Mediator : la cour d’appel donne raison à Irène Frachon
La pneumologue brestoise Irène Frachon et son éditeur Charles Kermarec ont obtenu gain de cause, cet après-midi devant la cour d’appel de Rennes. Le docteur Frachon avait écrit un livre sur les dangers du médicament Mediator, commercialisé par les laboratoires Servier. Et cela, bien avant les révélations successives sur la nocivité supposée du Mediator.

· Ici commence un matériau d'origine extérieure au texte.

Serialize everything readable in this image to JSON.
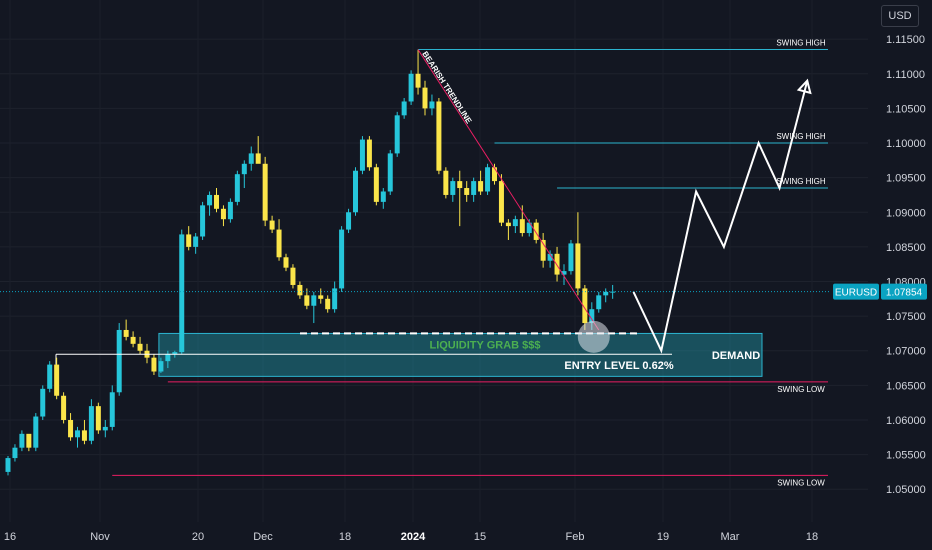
{
  "currency_button": "USD",
  "colors": {
    "background": "#131722",
    "bull": "#26c6da",
    "bear": "#fbe54a",
    "level": "#2bb4cf",
    "trendline": "#e91e63",
    "demand_zone": "#2196a6",
    "price_tag": "#0aa3c2",
    "liquidity_text": "#4caf50",
    "projection": "#ffffff"
  },
  "chart_data": {
    "type": "candlestick",
    "symbol": "EURUSD",
    "last_price": "1.07854",
    "ylim": [
      1.047,
      1.1195
    ],
    "y_ticks": [
      "1.11500",
      "1.11000",
      "1.10500",
      "1.10000",
      "1.09500",
      "1.09000",
      "1.08500",
      "1.08000",
      "1.07500",
      "1.07000",
      "1.06500",
      "1.06000",
      "1.05500",
      "1.05000"
    ],
    "x_ticks": [
      {
        "label": "16",
        "bold": false
      },
      {
        "label": "Nov",
        "bold": false
      },
      {
        "label": "20",
        "bold": false
      },
      {
        "label": "Dec",
        "bold": false
      },
      {
        "label": "18",
        "bold": false
      },
      {
        "label": "2024",
        "bold": true
      },
      {
        "label": "15",
        "bold": false
      },
      {
        "label": "Feb",
        "bold": false
      },
      {
        "label": "19",
        "bold": false
      },
      {
        "label": "Mar",
        "bold": false
      },
      {
        "label": "18",
        "bold": false
      }
    ],
    "candles": [
      [
        1.0525,
        1.0548,
        1.052,
        1.0545
      ],
      [
        1.0545,
        1.0565,
        1.054,
        1.056
      ],
      [
        1.056,
        1.0585,
        1.0555,
        1.058
      ],
      [
        1.058,
        1.0575,
        1.0555,
        1.056
      ],
      [
        1.056,
        1.061,
        1.0555,
        1.0605
      ],
      [
        1.0605,
        1.065,
        1.06,
        1.0645
      ],
      [
        1.0645,
        1.0685,
        1.064,
        1.068
      ],
      [
        1.068,
        1.069,
        1.063,
        1.0635
      ],
      [
        1.0635,
        1.064,
        1.0595,
        1.06
      ],
      [
        1.06,
        1.061,
        1.057,
        1.0575
      ],
      [
        1.0575,
        1.059,
        1.056,
        1.0585
      ],
      [
        1.0585,
        1.06,
        1.0565,
        1.057
      ],
      [
        1.057,
        1.063,
        1.0565,
        1.062
      ],
      [
        1.062,
        1.0625,
        1.058,
        1.0585
      ],
      [
        1.0585,
        1.06,
        1.0575,
        1.059
      ],
      [
        1.059,
        1.065,
        1.0585,
        1.064
      ],
      [
        1.064,
        1.074,
        1.0635,
        1.073
      ],
      [
        1.073,
        1.0745,
        1.0715,
        1.072
      ],
      [
        1.072,
        1.0728,
        1.0705,
        1.071
      ],
      [
        1.071,
        1.072,
        1.0695,
        1.07
      ],
      [
        1.07,
        1.071,
        1.0682,
        1.069
      ],
      [
        1.069,
        1.0695,
        1.0665,
        1.067
      ],
      [
        1.067,
        1.069,
        1.0668,
        1.0685
      ],
      [
        1.0685,
        1.07,
        1.0675,
        1.0695
      ],
      [
        1.0695,
        1.07,
        1.069,
        1.0698
      ],
      [
        1.0698,
        1.0875,
        1.0695,
        1.0868
      ],
      [
        1.0868,
        1.088,
        1.0845,
        1.085
      ],
      [
        1.085,
        1.087,
        1.084,
        1.0865
      ],
      [
        1.0865,
        1.0915,
        1.086,
        1.091
      ],
      [
        1.091,
        1.093,
        1.0895,
        1.0925
      ],
      [
        1.0925,
        1.0935,
        1.09,
        1.0905
      ],
      [
        1.0905,
        1.091,
        1.088,
        1.089
      ],
      [
        1.089,
        1.092,
        1.0885,
        1.0915
      ],
      [
        1.0915,
        1.096,
        1.091,
        1.0955
      ],
      [
        1.0955,
        1.0975,
        1.0935,
        1.097
      ],
      [
        1.097,
        1.0995,
        1.096,
        1.0985
      ],
      [
        1.0985,
        1.101,
        1.0975,
        1.097
      ],
      [
        1.097,
        1.098,
        1.088,
        1.0888
      ],
      [
        1.0888,
        1.0895,
        1.087,
        1.0875
      ],
      [
        1.0875,
        1.089,
        1.083,
        1.0835
      ],
      [
        1.0835,
        1.084,
        1.0815,
        1.082
      ],
      [
        1.082,
        1.0825,
        1.079,
        1.0795
      ],
      [
        1.0795,
        1.08,
        1.0775,
        1.078
      ],
      [
        1.078,
        1.079,
        1.076,
        1.0765
      ],
      [
        1.0765,
        1.0785,
        1.074,
        1.078
      ],
      [
        1.078,
        1.079,
        1.0768,
        1.0775
      ],
      [
        1.0775,
        1.078,
        1.0755,
        1.076
      ],
      [
        1.076,
        1.08,
        1.0755,
        1.079
      ],
      [
        1.079,
        1.088,
        1.0785,
        1.0875
      ],
      [
        1.0875,
        1.0905,
        1.087,
        1.09
      ],
      [
        1.09,
        1.0965,
        1.0895,
        1.096
      ],
      [
        1.096,
        1.101,
        1.0955,
        1.1005
      ],
      [
        1.1005,
        1.101,
        1.096,
        1.0965
      ],
      [
        1.0965,
        1.097,
        1.091,
        1.0915
      ],
      [
        1.0915,
        1.0935,
        1.0905,
        1.093
      ],
      [
        1.093,
        1.099,
        1.0925,
        1.0985
      ],
      [
        1.0985,
        1.1045,
        1.098,
        1.104
      ],
      [
        1.104,
        1.1065,
        1.1035,
        1.106
      ],
      [
        1.106,
        1.1105,
        1.1055,
        1.11
      ],
      [
        1.11,
        1.1135,
        1.107,
        1.108
      ],
      [
        1.108,
        1.109,
        1.104,
        1.105
      ],
      [
        1.105,
        1.107,
        1.104,
        1.106
      ],
      [
        1.106,
        1.1065,
        1.0955,
        1.096
      ],
      [
        1.096,
        1.0965,
        1.092,
        1.0925
      ],
      [
        1.0925,
        1.095,
        1.0915,
        1.0945
      ],
      [
        1.0945,
        1.096,
        1.088,
        1.0935
      ],
      [
        1.0935,
        1.0945,
        1.0915,
        1.0925
      ],
      [
        1.0925,
        1.095,
        1.0915,
        1.0945
      ],
      [
        1.0945,
        1.096,
        1.0925,
        1.093
      ],
      [
        1.093,
        1.097,
        1.0925,
        1.0965
      ],
      [
        1.0965,
        1.097,
        1.094,
        1.0945
      ],
      [
        1.0945,
        1.0955,
        1.088,
        1.0885
      ],
      [
        1.0885,
        1.089,
        1.086,
        1.088
      ],
      [
        1.088,
        1.0895,
        1.087,
        1.089
      ],
      [
        1.089,
        1.091,
        1.0865,
        1.087
      ],
      [
        1.087,
        1.089,
        1.0865,
        1.0885
      ],
      [
        1.0885,
        1.089,
        1.0855,
        1.086
      ],
      [
        1.086,
        1.087,
        1.082,
        1.083
      ],
      [
        1.083,
        1.0845,
        1.082,
        1.084
      ],
      [
        1.084,
        1.085,
        1.08,
        1.081
      ],
      [
        1.081,
        1.0825,
        1.0795,
        1.0815
      ],
      [
        1.0815,
        1.086,
        1.081,
        1.0855
      ],
      [
        1.0855,
        1.09,
        1.078,
        1.079
      ],
      [
        1.079,
        1.0795,
        1.073,
        1.074
      ],
      [
        1.074,
        1.077,
        1.073,
        1.076
      ],
      [
        1.076,
        1.0785,
        1.0755,
        1.078
      ],
      [
        1.078,
        1.079,
        1.077,
        1.0785
      ],
      [
        1.0785,
        1.0795,
        1.0775,
        1.07854
      ]
    ],
    "levels": [
      {
        "label": "SWING HIGH",
        "price": 1.1135,
        "from_bar": 59
      },
      {
        "label": "SWING HIGH",
        "price": 1.1,
        "from_bar": 70
      },
      {
        "label": "SWING HIGH",
        "price": 1.0935,
        "from_bar": 79
      },
      {
        "label": "SWING LOW",
        "price": 1.0655,
        "from_bar": 23
      },
      {
        "label": "SWING LOW",
        "price": 1.052,
        "from_bar": 15
      }
    ],
    "demand_zone": {
      "label": "DEMAND",
      "top": 1.0725,
      "bottom": 1.0663,
      "from_bar": 22
    },
    "liquidity_line": {
      "label": "LIQUIDITY GRAB $$$",
      "price": 1.0725,
      "from_bar": 45,
      "to_bar": 89
    },
    "entry_line": {
      "label": "ENTRY LEVEL 0.62%",
      "price": 1.0695,
      "from_bar": 6,
      "to_bar": 92
    },
    "trendline": {
      "label": "BEARISH TRENDLINE",
      "from": [
        59,
        1.1135
      ],
      "to": [
        85,
        1.073
      ]
    },
    "projection": [
      [
        90,
        1.0785
      ],
      [
        94,
        1.07
      ],
      [
        99,
        1.093
      ],
      [
        103,
        1.085
      ],
      [
        108,
        1.1
      ],
      [
        111,
        1.0935
      ],
      [
        115,
        1.109
      ]
    ]
  }
}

Le livre de la pneumologue brestoise était intitulé « Mediator 150 mg, combien de morts ? ». Saisi par les laboratoires Servier, un juge brestois avait estimé le sous-titre « Combien de morts » excessif, dans un jugement rendu le 7 juin 2010. Le sous-titre du livre avait donc été censuré, et recouvert d’un cache.

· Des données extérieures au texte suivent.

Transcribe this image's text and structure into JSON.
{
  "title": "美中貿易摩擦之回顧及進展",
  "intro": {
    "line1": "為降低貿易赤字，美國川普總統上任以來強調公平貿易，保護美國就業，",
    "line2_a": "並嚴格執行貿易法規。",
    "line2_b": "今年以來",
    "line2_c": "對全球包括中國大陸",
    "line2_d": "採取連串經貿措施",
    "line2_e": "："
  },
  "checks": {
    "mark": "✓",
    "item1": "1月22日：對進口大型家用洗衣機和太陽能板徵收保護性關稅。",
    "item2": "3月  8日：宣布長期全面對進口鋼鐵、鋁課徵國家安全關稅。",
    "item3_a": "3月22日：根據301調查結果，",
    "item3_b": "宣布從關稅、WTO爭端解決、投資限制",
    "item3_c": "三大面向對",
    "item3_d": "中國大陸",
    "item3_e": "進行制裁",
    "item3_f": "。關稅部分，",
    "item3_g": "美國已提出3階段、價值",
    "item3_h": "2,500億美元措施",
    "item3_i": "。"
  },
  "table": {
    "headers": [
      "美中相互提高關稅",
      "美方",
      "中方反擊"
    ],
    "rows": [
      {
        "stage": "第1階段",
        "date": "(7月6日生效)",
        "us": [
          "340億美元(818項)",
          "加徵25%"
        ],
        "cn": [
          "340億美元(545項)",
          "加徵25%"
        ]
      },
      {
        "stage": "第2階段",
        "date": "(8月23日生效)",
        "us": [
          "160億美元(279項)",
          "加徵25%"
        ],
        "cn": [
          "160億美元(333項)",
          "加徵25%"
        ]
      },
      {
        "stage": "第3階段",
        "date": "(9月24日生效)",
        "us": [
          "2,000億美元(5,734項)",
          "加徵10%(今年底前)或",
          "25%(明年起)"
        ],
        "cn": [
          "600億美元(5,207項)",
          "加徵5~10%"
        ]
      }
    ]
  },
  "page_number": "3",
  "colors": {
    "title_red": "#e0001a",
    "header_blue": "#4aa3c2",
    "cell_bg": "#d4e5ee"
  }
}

Le 30 novembre dernier, Irène Frachon et Charles Kermarec avaient fait appel devant la cour de Rennes. Celle-ci vient d’infirmer le jugement brestois. Lorsqu’elle a sous-titré son livre « Mediator 150 mg, combien de morts ? », la spécialiste du CHU de Brest Irène Frachon a posé « une question pertinente, qui a contribué à faire avancer un légitime débat sur la nocivité d’un médicament mis sur le marché » : voici en substance la motivation de la cour d’appel de Rennes, rendue ce mardi.
Les laboratoires Servier devront en outre verser 3 000 € au médecin et à son éditeur, ainsi que les frais de justice des procès brestois et rennais.